L'artista, fotografando e dando un'immagine al nero, trasforma ciò che era nascosto e lo rende unico.
La mostra (o le mostre) riunisce opere e strategie espressive molto diverse. Ma forse la Carrie Mae Weems che più mi ha interessato non è quella più palesemente politica o aggressiva (quell'aggressività di chi, umiliato, ti guarda dall'alto in basso, come nella serie Non è uno scherzo), ma che possiede, per così dire, un respiro poetico.
Sebbene ci troviamo nel contesto di un'arte impegnata, vengono presentate immagini come sospese, che sfuggono a definizioni e frasi definite, tremendamente ambigue e aperte, suscettibili di molteplici interpretazioni. Ad esempio, la serie dispositivi di ascoltofotografie scattate con il telefono come nature morte, o dissolvenza lenta verso il neroche include immagini di cantanti e ballerini molto popolari all'epoca, che il passare del tempo ha offuscato.
'Mahalia', dalla serie 'L'impulso, la chiamata, il grido, il sogno', 2010
In questo stesso senso sono molto intense le storie in cui testo e fotografia si intersecano, come nel caso di tavolo da cucinain cui Weems narra una storia con elementi autobiografici… Comunque, non è un opuscolo e questo gioca a favore di Weems e gli dà, forse, un maggiore capacità di persuasione politica.

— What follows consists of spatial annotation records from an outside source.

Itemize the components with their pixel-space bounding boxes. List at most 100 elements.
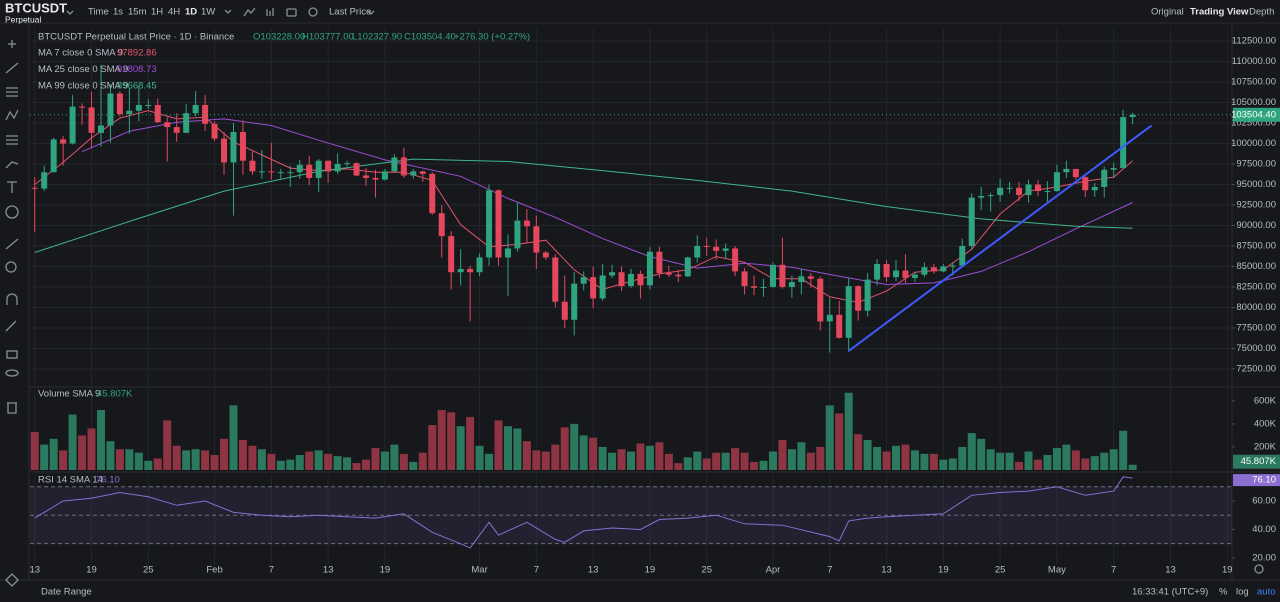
y-tick-label: 92500.00 (1236, 200, 1276, 211)
trendline-tool[interactable] (5, 62, 19, 74)
screenshot-icon[interactable] (286, 8, 297, 17)
candle-body (523, 220, 530, 227)
candle-body (306, 164, 313, 178)
candle-body (457, 268, 464, 273)
volume-bar (1043, 455, 1052, 470)
volume-bar (1090, 456, 1099, 470)
candle-body (211, 123, 218, 139)
volume-bar (797, 442, 806, 470)
volume-bar (456, 426, 465, 470)
interval[interactable]: Time (88, 7, 109, 18)
fib-tool[interactable] (6, 87, 18, 97)
volume-bar (324, 453, 333, 470)
candle-body (628, 273, 634, 287)
candle-body (807, 276, 814, 279)
candle-body (1053, 172, 1060, 192)
candle-body (202, 104, 209, 124)
rsi-legend: RSI 14 SMA 14 (38, 475, 103, 486)
ma-legend: MA 25 close 0 SMA 9 (38, 64, 128, 75)
chart-type-icon[interactable] (266, 8, 274, 16)
candle-body (296, 164, 303, 173)
volume-bar (172, 445, 181, 470)
volume-bar (977, 438, 986, 470)
candle-body (713, 246, 720, 251)
pattern-tool[interactable] (5, 109, 19, 121)
interval[interactable]: 15m (128, 7, 147, 18)
candle-body (1025, 184, 1032, 196)
crosshair-tool[interactable] (8, 40, 16, 48)
interval[interactable]: 1D (185, 7, 197, 18)
volume-bar (1128, 464, 1137, 470)
volume-box (1233, 454, 1280, 469)
y-tick-label: 105000.00 (1231, 97, 1276, 108)
candle-body (31, 187, 38, 189)
text-tool[interactable] (7, 181, 17, 193)
drawing-tools (5, 40, 1264, 587)
price-type[interactable]: Last Price (329, 7, 371, 18)
view-tab[interactable]: Original (1151, 7, 1184, 18)
volume-bar (295, 455, 304, 470)
view-tab[interactable]: Trading View (1190, 7, 1249, 18)
candle-body (684, 257, 691, 277)
candle-body (1129, 114, 1136, 118)
delete-tool[interactable] (7, 402, 17, 414)
scale-option[interactable]: % (1219, 587, 1228, 598)
symbol[interactable]: BTCUSDT (5, 0, 67, 15)
view-tab[interactable]: Depth (1249, 7, 1274, 18)
candle-body (1044, 191, 1051, 193)
x-tick-label: 13 (29, 565, 40, 576)
volume-bar (579, 435, 588, 470)
x-tick-label: Feb (206, 565, 222, 576)
goto-icon[interactable] (1254, 564, 1264, 574)
contract: Perpetual (5, 14, 41, 24)
volume-bar (806, 452, 815, 470)
candle-body (997, 187, 1004, 196)
lock-tool[interactable] (6, 350, 18, 359)
volume-bar (437, 410, 446, 470)
scale-option[interactable]: auto (1257, 587, 1276, 598)
candle-body (533, 226, 540, 253)
hide-tool[interactable] (5, 369, 19, 377)
volume-bar (1052, 448, 1061, 470)
stay-drawing-tool[interactable] (5, 320, 17, 332)
indicator-icon[interactable] (243, 7, 256, 17)
candle-body (410, 171, 417, 176)
interval[interactable]: 1s (113, 7, 123, 18)
emoji-tool[interactable] (5, 205, 19, 219)
rsi-label: 76.10 (1252, 475, 1276, 486)
scale-option[interactable]: log (1236, 587, 1249, 598)
date-range[interactable]: Date Range (41, 587, 92, 598)
interval-dropdown[interactable] (224, 9, 232, 14)
volume-bar (513, 428, 522, 470)
candle-body (50, 139, 57, 173)
candle-body (504, 248, 511, 258)
volume-bar (1005, 452, 1014, 470)
brush-tool[interactable] (5, 161, 19, 169)
price-type-dropdown[interactable] (367, 10, 375, 15)
ruler-tool[interactable] (5, 238, 19, 250)
y-tick-label: 20.00 (1252, 552, 1276, 563)
volume-bar (645, 445, 654, 470)
interval[interactable]: 4H (168, 7, 180, 18)
y-tick-label: 60.00 (1252, 496, 1276, 507)
volume-bar (30, 431, 39, 470)
candle-body (694, 245, 701, 258)
volume-bar (390, 444, 399, 470)
magnet-tool[interactable] (6, 293, 18, 305)
ma-legend: MA 7 close 0 SMA 9 (38, 48, 123, 59)
volume-bar (428, 425, 437, 470)
symbol-dropdown[interactable] (66, 10, 74, 15)
candle-body (760, 286, 767, 288)
candle-body (968, 197, 975, 246)
layers-icon[interactable] (5, 573, 19, 587)
interval[interactable]: 1W (201, 7, 215, 18)
interval[interactable]: 1H (151, 7, 163, 18)
volume-bar (106, 441, 115, 470)
candle-body (959, 245, 966, 266)
volume-bar (929, 453, 938, 470)
settings-icon[interactable] (308, 7, 318, 17)
zoom-tool[interactable] (5, 261, 17, 273)
projection-tool[interactable] (6, 135, 18, 145)
candle-body (864, 279, 871, 311)
x-tick-label: May (1048, 565, 1066, 576)
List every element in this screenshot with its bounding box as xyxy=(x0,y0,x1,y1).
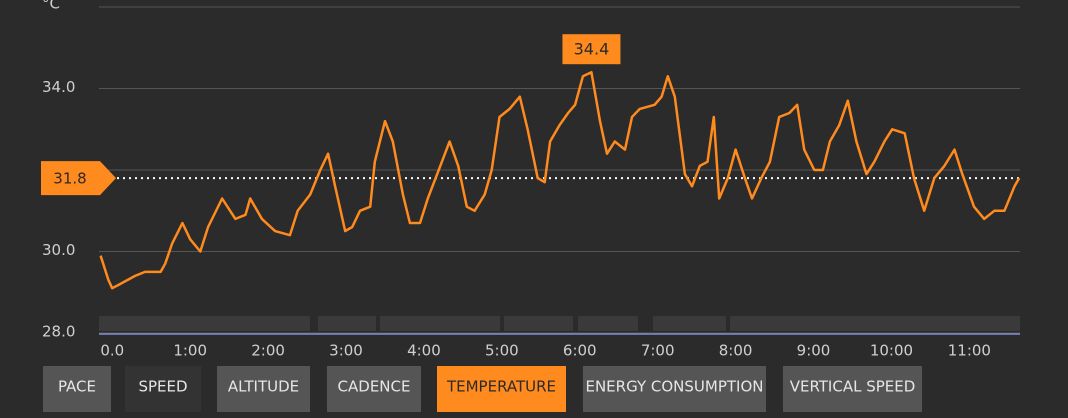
x-tick-label: 1:00 xyxy=(173,342,207,360)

C'è un aneddoto che voglio raccontare: quando Elvira Dyangani Ose, la curatrice, si stava laureando e frequentando l'Universitat Autònoma de Barcelona, la città in cui viveva, un bambino la morse per strada. Quando gli è stato chiesto di spiegare un simile comportamento, il monello ha risposto che pensava fosse fatto di cioccolato, perché Dyangani è davvero colorato. Sembra che, logicamente, sconvolta e indignata, una volta arrivata all'università scrisse una riflessione su questa esperienza. Non c'è da stupirsi che abbia curato questa mostra con la speranza che "un cambiamento sia possibile", per quanto piccolo possa essere.
Una musa per se stessa
Carrie Mae Weems ha iniziato la sua carriera nel 1974 studiando fotografia e design a San Francisco. Attualmente è una delle artiste viventi più note sulla scena americana. Vive e lavora a Syracuse, New York, e ha partecipato a numerose mostre personali e collettive presso il Metropolitan Museum of Art, il Frist Center for Visual Arts, il Solomon Guggenheim Museum di New York e il Centro Andaluz de Arte. Contemporaneo di Siviglia, tra gli altri.